Positron’s Asimov Accelerators Set to Challenge Nvidia’s Rubin GPUs
At first glance, Positron’s next-generation Asimov accelerators, aptly named after the esteemed science fiction writer, may not seem formidable when compared to Nvidia’s Rubin GPUs.
However, the Arm-backed AI firm asserts that its inference chip can generate five times more tokens per dollar while consuming only one-fifth of the power utilized by Nvidia’s latest offerings.
These striking declarations hinge on the premise that the Asimov chip is engineered specifically for extensive inference workloads. The infusion of an additional $230 million in fresh capital likely bolsters this ambitious strategy.
In stark contrast to the GPUs synonymous with Nvidia and Arm, Positron’s Asimov diverges significantly in design and capability.
The Asimov accelerators abandon the high-bandwidth memory (HBM) architecture of their predecessors, the Atlas systems, opting instead for LPDDR5x memory.
This innovative choice allows for expandable memory configurations via Compute Express Link (CXL), ranging from 864GB to a staggering 2.3TB per chip.
Such an increase in memory capacity facilitates greater accommodation for large language model (LLM) parameters and essential key-value caches crucial for model state management.
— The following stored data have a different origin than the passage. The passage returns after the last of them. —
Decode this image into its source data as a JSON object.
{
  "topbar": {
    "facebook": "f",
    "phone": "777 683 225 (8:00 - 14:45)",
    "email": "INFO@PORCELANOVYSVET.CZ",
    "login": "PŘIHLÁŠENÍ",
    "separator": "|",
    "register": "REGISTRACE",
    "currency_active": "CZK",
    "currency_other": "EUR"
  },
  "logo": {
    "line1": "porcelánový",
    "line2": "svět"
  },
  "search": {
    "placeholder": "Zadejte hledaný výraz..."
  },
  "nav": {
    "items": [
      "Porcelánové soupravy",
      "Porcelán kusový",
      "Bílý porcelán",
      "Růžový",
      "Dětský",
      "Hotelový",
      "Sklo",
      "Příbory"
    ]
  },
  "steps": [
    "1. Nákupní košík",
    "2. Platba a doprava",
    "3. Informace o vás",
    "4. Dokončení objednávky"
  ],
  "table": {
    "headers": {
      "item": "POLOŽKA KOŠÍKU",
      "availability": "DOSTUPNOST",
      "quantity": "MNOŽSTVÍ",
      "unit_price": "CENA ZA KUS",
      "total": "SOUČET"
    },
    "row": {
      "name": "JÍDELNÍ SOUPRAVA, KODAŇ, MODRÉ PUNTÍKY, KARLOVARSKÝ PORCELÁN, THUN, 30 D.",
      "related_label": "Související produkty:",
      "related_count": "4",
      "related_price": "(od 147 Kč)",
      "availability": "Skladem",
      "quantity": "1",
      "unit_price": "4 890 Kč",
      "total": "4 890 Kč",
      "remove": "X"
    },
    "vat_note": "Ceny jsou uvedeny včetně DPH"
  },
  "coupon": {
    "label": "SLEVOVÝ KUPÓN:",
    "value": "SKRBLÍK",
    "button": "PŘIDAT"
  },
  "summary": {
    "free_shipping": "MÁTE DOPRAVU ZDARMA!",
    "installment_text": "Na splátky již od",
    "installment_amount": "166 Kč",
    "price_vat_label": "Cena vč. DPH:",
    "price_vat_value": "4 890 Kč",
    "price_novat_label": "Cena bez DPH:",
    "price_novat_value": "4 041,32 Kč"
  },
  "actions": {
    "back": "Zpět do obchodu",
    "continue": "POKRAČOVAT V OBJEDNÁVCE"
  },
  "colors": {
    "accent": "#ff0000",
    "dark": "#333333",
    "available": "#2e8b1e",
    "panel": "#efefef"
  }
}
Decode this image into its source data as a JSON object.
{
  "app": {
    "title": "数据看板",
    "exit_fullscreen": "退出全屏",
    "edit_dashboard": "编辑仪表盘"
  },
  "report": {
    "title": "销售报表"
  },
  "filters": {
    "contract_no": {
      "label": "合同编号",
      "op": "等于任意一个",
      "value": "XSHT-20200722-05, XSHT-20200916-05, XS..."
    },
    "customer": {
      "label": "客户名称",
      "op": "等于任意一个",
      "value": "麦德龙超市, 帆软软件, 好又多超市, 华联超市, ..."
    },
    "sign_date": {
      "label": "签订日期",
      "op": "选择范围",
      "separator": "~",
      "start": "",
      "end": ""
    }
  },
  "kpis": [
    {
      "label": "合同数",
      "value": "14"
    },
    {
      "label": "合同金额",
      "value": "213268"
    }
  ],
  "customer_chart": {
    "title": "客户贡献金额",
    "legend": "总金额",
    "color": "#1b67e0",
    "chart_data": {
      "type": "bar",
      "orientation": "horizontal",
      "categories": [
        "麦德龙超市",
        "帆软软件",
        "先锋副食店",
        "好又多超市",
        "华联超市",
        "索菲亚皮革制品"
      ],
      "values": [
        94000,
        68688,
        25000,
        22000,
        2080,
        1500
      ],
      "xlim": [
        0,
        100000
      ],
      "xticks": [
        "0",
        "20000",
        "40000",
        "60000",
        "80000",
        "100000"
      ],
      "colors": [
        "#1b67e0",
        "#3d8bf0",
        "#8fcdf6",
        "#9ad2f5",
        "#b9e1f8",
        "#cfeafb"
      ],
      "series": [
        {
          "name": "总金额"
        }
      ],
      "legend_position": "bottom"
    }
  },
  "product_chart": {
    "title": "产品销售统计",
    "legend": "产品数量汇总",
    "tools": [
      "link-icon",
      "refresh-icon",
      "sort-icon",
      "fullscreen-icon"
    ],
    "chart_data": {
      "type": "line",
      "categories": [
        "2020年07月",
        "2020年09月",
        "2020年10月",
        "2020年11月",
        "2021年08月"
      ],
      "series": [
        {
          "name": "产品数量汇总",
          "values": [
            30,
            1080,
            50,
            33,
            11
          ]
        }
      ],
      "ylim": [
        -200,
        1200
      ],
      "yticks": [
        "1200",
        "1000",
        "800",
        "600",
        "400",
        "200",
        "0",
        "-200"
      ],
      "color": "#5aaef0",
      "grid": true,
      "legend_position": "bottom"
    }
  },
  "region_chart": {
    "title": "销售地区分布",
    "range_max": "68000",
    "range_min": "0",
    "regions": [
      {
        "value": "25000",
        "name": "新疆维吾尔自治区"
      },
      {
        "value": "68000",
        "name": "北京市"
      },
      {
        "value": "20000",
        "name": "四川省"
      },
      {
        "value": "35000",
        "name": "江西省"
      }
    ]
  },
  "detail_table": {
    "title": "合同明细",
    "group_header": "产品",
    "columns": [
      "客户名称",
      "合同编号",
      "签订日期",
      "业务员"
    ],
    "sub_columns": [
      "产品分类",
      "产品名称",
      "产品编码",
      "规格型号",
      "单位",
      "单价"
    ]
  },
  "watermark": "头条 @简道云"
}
Nonetheless, while LPDDR5x presents a more economical and capacious alternative to HBM, its performance lags, exhibiting significantly slower speeds.
NVIDIA’s newly unveiled Rubin GPUs, by comparison, feature a robust 288GB of HBM4, which delivers a remarkable 22 TB/s of peak bandwidth. In contrast, Positron’s Asimov accelerators peak at approximately 3 TB/s.
Yet, the company maintains that its chips can effectively harness 90 percent of this bandwidth, a stark contrast to Nvidia’s GPUs, which reportedly achieve only about 30 percent in practical scenarios.
This assertion, however, pertains mainly to the on-package LPDDR5x memory. Any expansion utilizing CXL memory will encounter limitations imposed by the chip’s 32 PCIe 3.0 lanes, which accommodate around 256 GB/s of bandwidth.
Reportedly, Positron intends to leverage this CXL memory for storing key-value caches (KV-Cache), an approach that theoretically should alleviate much of the complexity and overhead associated with KV-Cache offloading.
It is worth noting that even if Positron’s claim regarding HBM-based GPUs attaining approximately 30 percent of their peak bandwidth holds true, Rubin’s memory remains about 2.4 times faster.
Moreover, this analysis does not take into account the computing capabilities, an aspect Positron appears to have overlooked in its promotional narratives.
Positron asserts that its 400-watt chip incorporates a 512×512 systolic array operating at 2 GHz, designed to accommodate a variety of data types, including TF32, FP16/BF16, FP8, NVFP4, and Int4.
This systolic array is supported by a series of Armv9 cores, which can be reconfigured into various configurations, such as 128×512 or 512×128, depending on task optimization needs. However, a specific teraFLOPS figure remains elusive.
That said, raw computational power is but one piece of the intricate puzzle. The efficiency of generative AI models rarely hinges solely on individual chip performance. Historical evidence from technologies like Google’s TPU or Amazon’s Trainium demonstrates that effective scalability often outweighs per-chip metrics.
Each Asimov accelerator boasts an impressive 16 Tbps of chip-to-chip bandwidth, translating to 2 TB/s, positioning the interconnect nearly at par with the memory speed.
Four Asimov chips will compose Positron’s Titan compute platform. However, these setups resemble compute blades in Nvidia’s NVL72 racks rather than standalone machines.
Positron claims the capacity to amalgamate up to 4,096 Titan systems into a unified scale-up domain, collectively encompassing over 32 petabytes of memory.
This capability is realized through a pure chip-to-chip mesh design, as opposed to the switched scale-up fabrics seen in Nvidia and AMD’s rack-scale architectures.
In this respect, Positron’s scale-up fabric aligns more closely with Amazon’s Trainium 2 clusters or Google’s TPUs, which utilize a range of rings and both 2D and 3D torus topologies.
While this mesh approach resolves the necessity for energy-intensive packet switches, it presents challenges in reconfiguration.
Google has addressed this issue through the utilization of optical circuit switches, facilitating a flexible connection regime between chips, akin to a telephone switchboard.

Conversely, Amazon favors switched fabrics in Trainium 3, advocating for improved scalability in inference workloads.
Positron has yet to disclose its strategy for managing cluster provisioning, but it appears a resolution is on the horizon. The Asimov accelerators are projected to commence shipments next year.